Зато других продуктов запасено было вдоволь — и черного хлеба, и картофеля, и селедок, и копченой свинины, и топленого сала. Старики могли не бояться завтрашнего дня, у них было все необходимое, чтобы продержаться до следующего урожая. Им жилось гораздо легче, чем нашей матери, которая вместе с нами перебивалась с хлеба на воду. И все же они были гораздо беднее нас во всем остальном. Дедушка перекрестился, когда услыхал, что отец зарабатывает восемь-девять крон в неделю, — наличными деньгами старикам не случалось зарабатывать столько и за полгода. Отец принялся высчитывать, и оказалось, что старики в лучшем случае могли выручить семьдесят — семьдесят пять крон в год за масло, яйца и теленка от коровы; поросенка они съедали сами.
— Но мы не можем позволить себе отведать масла или цельного молока от собственной коровы, — сказал дед. — А полакомиться яичком не приходится даже и на пасху.
Из этих денег старики должны были оплачивать все свои расходы, и им приходилось туго. Целых полгода дедушка не мог читать, так как в его очках разбилось стекло, а новое стоило пятьдесят эре.
— У меня в копилке есть пятьдесят эре, — сказал Георг. — Дай мне твои очки.
Но мать подмигнула ему; она давно уже вынула эти деньги; монеты никогда не залеживались в наших копилках.
За ужином мы ели копченую свинину, поджаренную кусочками вместе с картошкой. Сковородка была поставлена на середину стола, и под каждую из трех ее ножек подложили деревянную чурку; нам всем дали по роговой ложке. Тарелок у стариков не было: похлебку ели из общей глиняной миски, а для прочей пищи служили деревянные лоточки.

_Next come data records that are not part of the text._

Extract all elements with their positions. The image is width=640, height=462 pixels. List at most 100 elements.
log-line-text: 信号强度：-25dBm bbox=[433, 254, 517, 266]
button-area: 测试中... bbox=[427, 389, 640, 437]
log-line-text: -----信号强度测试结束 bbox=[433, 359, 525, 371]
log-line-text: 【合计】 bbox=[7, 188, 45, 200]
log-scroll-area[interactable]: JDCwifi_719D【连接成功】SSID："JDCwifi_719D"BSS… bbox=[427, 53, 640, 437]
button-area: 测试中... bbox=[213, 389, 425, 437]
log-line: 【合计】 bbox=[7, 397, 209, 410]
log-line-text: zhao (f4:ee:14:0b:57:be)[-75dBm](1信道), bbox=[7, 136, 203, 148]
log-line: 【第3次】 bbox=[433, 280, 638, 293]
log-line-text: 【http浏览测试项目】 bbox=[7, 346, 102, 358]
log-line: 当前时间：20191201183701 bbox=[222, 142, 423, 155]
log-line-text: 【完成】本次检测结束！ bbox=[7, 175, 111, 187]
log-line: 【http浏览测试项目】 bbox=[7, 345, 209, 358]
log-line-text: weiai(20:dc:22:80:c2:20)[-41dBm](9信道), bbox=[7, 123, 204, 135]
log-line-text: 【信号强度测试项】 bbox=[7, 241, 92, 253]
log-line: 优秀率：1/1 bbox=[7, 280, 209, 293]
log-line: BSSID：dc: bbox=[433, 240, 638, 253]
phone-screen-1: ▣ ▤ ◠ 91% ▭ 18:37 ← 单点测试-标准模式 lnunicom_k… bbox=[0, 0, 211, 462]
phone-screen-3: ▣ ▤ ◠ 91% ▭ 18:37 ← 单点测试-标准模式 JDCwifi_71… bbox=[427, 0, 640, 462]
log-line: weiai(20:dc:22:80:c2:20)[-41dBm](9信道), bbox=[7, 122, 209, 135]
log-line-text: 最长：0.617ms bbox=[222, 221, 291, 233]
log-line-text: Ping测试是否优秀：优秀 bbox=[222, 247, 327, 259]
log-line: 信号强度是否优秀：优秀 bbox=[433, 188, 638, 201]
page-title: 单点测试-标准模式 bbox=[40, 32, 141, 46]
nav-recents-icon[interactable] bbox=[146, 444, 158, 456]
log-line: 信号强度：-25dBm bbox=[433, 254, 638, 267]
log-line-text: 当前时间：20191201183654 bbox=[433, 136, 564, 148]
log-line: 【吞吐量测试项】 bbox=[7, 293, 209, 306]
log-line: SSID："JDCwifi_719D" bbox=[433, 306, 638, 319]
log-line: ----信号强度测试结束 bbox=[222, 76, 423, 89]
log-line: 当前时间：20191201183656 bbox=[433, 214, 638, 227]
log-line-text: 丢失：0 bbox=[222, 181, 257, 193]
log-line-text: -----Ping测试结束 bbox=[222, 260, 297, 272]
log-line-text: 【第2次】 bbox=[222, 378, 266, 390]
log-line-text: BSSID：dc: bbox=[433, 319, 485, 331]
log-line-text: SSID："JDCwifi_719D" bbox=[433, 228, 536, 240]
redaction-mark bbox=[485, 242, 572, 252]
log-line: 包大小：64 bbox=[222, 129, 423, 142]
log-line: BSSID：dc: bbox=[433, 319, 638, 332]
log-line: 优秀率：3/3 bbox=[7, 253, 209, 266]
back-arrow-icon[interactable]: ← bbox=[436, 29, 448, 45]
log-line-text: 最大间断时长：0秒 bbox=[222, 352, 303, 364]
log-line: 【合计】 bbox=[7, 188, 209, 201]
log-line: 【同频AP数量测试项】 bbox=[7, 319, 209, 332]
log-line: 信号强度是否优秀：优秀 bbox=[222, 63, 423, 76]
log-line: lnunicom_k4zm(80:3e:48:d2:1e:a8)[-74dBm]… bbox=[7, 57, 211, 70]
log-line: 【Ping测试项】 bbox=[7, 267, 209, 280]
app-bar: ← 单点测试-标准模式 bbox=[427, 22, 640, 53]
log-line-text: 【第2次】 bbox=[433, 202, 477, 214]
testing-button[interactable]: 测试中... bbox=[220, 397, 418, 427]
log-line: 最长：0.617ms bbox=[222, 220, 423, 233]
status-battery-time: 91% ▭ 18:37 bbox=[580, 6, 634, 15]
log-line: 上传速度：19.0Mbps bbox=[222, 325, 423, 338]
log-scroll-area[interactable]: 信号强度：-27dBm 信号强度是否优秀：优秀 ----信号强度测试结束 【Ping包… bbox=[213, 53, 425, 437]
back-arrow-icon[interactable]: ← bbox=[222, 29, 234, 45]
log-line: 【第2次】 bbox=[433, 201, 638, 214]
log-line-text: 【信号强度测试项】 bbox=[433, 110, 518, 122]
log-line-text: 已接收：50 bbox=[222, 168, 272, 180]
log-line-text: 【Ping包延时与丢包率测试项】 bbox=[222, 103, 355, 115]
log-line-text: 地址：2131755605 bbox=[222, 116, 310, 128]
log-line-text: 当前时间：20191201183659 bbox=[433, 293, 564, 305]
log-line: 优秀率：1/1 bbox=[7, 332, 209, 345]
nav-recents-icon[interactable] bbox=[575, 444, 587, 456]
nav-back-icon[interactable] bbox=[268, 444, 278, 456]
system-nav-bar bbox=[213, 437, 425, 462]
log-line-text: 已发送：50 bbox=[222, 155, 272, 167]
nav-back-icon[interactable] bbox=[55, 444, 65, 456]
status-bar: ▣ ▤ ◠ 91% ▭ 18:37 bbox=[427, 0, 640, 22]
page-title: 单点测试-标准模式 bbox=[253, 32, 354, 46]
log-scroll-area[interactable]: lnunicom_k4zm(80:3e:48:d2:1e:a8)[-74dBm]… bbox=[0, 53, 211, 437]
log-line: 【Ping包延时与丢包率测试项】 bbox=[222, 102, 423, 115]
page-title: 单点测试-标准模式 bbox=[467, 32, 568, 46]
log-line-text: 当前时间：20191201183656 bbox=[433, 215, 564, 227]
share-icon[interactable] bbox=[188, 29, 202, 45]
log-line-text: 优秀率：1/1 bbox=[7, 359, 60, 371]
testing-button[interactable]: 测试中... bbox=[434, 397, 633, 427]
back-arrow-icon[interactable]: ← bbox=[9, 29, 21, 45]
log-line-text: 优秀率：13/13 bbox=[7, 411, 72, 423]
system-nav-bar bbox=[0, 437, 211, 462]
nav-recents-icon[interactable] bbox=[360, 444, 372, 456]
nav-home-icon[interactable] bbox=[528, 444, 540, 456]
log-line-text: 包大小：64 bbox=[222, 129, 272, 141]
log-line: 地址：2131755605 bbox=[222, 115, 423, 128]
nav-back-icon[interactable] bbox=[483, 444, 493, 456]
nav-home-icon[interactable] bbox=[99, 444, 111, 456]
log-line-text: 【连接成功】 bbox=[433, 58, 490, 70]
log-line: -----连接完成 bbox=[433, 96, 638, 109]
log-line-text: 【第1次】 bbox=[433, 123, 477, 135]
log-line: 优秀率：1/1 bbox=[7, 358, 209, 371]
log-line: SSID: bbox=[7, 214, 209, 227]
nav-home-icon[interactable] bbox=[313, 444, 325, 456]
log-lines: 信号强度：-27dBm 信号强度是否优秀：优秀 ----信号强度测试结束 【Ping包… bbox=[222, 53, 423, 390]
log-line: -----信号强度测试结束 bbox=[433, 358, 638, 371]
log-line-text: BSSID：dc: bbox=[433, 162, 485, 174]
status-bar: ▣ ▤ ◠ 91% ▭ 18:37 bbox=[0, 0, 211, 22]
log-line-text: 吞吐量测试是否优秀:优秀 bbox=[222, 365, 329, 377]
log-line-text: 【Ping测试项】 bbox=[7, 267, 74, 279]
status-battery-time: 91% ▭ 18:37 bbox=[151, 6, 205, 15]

У дедушки оказалась и водка, в настоящей фляжке. Она стояла в зеленом шкафчике, висевшем над столом, и на горлышко фляжки была надета опрокинутая рюмка без ножки. Эту рюмку дедушка нашел на берегу, на задворках гостиницы; каждый раз, бывая в городе, он наведывался туда и отыскивал среди выброшенных вещей что-нибудь пригодное. А в шутку он рассказывал, что купил эту рюмку и нарочно отбил ножку, чтобы не было соблазна оставлять рюмку недопитой. Отец смеялся всякому дедушкиному слову. Было даже как-то странно видеть отца таким веселым; дома он бывал суров и неприступен, а тут держал себя, как наш сверстник.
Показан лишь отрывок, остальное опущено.